Beyond signalling a new cultural era at Microsoft, the layoffs are also a clear message that the company is ready to engage and compete in the cloud. The announcement of the cuts came in the same month that Apple and IBM's new partnership was revealed - a strategy designed to restore confidence in iOS devices working with enterprise cloud networks. To meet the challenge from Apple and Google, Nadella is counting on reinvigorating Microsoft's innovation culture, focusing on mobile hardware and software development "to win in the higher price tiers". The cuts, which strip away layers of management, are designed not only to save money, but empower Microsoft's engineers and developers - and make the company as a whole more "nimble and decisive".
Ambition and determination
Many analysts believe Microsoft previously underestimated the success its competitors would achieve in the mobile market - an assumption which makes recent developments a clear statement of intent.
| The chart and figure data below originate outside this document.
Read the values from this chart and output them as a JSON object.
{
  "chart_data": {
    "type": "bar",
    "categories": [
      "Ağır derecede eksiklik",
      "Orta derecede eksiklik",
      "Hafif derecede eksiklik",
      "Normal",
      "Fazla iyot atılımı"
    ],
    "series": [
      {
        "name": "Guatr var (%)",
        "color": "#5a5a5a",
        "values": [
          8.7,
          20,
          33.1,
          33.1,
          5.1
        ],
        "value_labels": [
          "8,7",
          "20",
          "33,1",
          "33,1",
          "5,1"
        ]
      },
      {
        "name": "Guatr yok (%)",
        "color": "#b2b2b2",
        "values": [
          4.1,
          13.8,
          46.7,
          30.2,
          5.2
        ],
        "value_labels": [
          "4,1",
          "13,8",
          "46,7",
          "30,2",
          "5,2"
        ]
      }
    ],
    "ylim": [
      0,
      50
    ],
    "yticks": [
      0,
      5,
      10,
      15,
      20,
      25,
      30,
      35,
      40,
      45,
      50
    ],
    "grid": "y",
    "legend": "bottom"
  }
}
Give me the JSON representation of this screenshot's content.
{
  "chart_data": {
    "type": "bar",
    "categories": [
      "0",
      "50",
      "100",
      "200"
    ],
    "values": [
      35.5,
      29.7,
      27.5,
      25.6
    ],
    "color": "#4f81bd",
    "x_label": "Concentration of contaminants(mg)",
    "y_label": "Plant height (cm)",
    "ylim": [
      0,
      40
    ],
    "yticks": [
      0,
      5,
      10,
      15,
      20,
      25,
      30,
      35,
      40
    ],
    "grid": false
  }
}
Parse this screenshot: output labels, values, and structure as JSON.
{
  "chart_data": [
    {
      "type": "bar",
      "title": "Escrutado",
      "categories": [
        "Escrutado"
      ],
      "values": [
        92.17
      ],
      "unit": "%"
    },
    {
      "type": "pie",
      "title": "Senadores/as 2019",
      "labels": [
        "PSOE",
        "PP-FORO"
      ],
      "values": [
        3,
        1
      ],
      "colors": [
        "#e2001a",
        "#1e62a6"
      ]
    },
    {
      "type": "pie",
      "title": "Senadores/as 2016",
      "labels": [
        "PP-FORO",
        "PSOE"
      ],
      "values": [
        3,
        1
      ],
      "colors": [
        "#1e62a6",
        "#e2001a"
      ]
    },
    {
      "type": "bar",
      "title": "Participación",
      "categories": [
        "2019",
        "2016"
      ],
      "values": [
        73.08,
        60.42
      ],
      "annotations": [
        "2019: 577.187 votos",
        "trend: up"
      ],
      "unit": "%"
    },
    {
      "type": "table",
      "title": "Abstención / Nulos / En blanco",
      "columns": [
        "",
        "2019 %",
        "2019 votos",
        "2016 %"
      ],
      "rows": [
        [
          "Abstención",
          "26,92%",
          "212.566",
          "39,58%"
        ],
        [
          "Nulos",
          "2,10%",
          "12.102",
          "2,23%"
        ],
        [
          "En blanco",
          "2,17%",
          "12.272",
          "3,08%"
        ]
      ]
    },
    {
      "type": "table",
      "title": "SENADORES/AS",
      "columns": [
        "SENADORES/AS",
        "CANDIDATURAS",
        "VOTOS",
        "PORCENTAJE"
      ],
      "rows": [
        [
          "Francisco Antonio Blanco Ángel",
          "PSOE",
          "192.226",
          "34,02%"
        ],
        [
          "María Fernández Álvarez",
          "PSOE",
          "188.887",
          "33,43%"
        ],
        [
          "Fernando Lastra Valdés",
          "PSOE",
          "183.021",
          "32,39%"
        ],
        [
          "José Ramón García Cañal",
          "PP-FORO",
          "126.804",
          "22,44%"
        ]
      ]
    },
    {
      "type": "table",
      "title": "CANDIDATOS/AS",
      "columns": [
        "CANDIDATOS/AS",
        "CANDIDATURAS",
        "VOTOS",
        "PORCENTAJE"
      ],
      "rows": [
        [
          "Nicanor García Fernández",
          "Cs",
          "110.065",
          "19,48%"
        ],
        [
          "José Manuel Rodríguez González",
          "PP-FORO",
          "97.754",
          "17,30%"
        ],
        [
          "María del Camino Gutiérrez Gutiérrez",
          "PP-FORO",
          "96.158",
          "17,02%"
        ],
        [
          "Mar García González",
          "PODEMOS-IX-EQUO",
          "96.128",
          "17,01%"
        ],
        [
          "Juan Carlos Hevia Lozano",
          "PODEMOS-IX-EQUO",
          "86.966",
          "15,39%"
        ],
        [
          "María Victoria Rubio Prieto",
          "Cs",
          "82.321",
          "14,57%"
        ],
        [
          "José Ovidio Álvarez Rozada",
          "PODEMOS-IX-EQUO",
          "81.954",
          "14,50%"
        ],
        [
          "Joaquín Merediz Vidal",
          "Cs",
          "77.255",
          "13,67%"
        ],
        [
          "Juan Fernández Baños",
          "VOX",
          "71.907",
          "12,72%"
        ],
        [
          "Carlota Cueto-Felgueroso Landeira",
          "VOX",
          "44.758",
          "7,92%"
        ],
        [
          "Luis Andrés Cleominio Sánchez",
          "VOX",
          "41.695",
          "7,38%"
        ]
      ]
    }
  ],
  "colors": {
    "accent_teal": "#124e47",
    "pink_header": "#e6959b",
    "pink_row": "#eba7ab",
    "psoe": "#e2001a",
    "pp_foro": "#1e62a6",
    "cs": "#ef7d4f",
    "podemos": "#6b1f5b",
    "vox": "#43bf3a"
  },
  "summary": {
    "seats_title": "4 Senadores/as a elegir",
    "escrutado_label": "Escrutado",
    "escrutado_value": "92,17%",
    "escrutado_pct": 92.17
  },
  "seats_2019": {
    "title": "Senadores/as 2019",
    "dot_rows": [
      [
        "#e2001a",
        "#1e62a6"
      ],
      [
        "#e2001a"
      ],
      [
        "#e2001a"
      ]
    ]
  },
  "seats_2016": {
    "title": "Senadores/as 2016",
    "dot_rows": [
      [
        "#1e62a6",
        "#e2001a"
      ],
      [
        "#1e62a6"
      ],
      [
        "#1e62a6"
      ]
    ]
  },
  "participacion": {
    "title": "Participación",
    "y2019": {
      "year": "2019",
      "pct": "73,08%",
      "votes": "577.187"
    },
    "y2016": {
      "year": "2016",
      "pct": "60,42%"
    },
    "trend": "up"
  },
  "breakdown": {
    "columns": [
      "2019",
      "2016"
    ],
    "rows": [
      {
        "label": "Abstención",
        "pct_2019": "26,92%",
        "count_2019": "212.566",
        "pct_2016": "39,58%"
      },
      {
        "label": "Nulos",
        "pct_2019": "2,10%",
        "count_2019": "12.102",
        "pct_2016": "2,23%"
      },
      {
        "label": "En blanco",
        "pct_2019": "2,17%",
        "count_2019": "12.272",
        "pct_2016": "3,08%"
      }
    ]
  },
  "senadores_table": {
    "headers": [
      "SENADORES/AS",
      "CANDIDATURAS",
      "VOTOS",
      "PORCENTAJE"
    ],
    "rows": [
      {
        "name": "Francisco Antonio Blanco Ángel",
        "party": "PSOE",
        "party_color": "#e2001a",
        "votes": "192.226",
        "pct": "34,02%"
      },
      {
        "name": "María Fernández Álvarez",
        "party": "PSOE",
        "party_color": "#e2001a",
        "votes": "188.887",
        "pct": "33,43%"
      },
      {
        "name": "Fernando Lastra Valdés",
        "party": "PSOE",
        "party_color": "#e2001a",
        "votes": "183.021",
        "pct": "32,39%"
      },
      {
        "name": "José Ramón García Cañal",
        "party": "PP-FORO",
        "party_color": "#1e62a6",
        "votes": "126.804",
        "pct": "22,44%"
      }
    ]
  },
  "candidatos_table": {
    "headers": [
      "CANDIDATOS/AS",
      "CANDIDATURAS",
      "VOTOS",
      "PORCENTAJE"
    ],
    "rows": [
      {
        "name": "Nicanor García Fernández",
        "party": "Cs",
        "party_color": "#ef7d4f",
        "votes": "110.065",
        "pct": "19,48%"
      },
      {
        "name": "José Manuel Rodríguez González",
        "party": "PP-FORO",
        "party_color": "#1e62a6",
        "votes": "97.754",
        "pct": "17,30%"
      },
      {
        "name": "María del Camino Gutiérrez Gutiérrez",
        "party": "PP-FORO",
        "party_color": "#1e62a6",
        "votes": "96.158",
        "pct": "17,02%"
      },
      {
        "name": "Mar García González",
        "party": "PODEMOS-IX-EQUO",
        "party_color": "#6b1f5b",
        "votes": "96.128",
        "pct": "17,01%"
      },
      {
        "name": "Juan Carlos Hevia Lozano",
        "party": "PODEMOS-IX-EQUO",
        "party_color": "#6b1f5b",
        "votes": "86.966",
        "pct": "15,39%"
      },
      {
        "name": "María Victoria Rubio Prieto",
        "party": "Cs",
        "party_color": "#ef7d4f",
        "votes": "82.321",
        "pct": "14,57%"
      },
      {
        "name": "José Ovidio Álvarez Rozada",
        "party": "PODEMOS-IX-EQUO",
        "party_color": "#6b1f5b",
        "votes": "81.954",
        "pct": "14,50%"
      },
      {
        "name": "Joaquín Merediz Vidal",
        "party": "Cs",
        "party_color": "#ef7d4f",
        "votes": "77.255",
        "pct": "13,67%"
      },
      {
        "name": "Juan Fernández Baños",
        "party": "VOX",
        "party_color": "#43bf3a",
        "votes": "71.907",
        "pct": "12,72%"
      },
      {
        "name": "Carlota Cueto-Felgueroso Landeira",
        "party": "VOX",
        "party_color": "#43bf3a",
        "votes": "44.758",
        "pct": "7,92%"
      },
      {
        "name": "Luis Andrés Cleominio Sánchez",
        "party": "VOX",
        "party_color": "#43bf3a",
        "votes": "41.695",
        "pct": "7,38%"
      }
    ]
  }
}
A leaner, fighting-fit mobile division should, in theory, make Microsoft able to react quickly to changes and challenges in the marketplace, while anticipating and developing the kind of services their users want to see.
What shape those services take remains to be seen, but some eye-catching flickers are already emerging. Earlier in 2014, Microsoft and Skype unveiled the beta of impressive real-time translation software, enabling speakers of different languages to communicate with each other (almost) instantaneously on their mobile devices. Elsewhere, Microsoft's Bing team is working on 'Cortana', a virtual personal assistant to surpass Apple's Siri feature on the iPhone. There will also, it has to be assumed, be countless novel email, document and storage features to come.
The old Microsoft may be no more, but the new, improved Microsoft is already making its ambition and determination known - and creating a more exciting and diverse mobile landscape for everyone.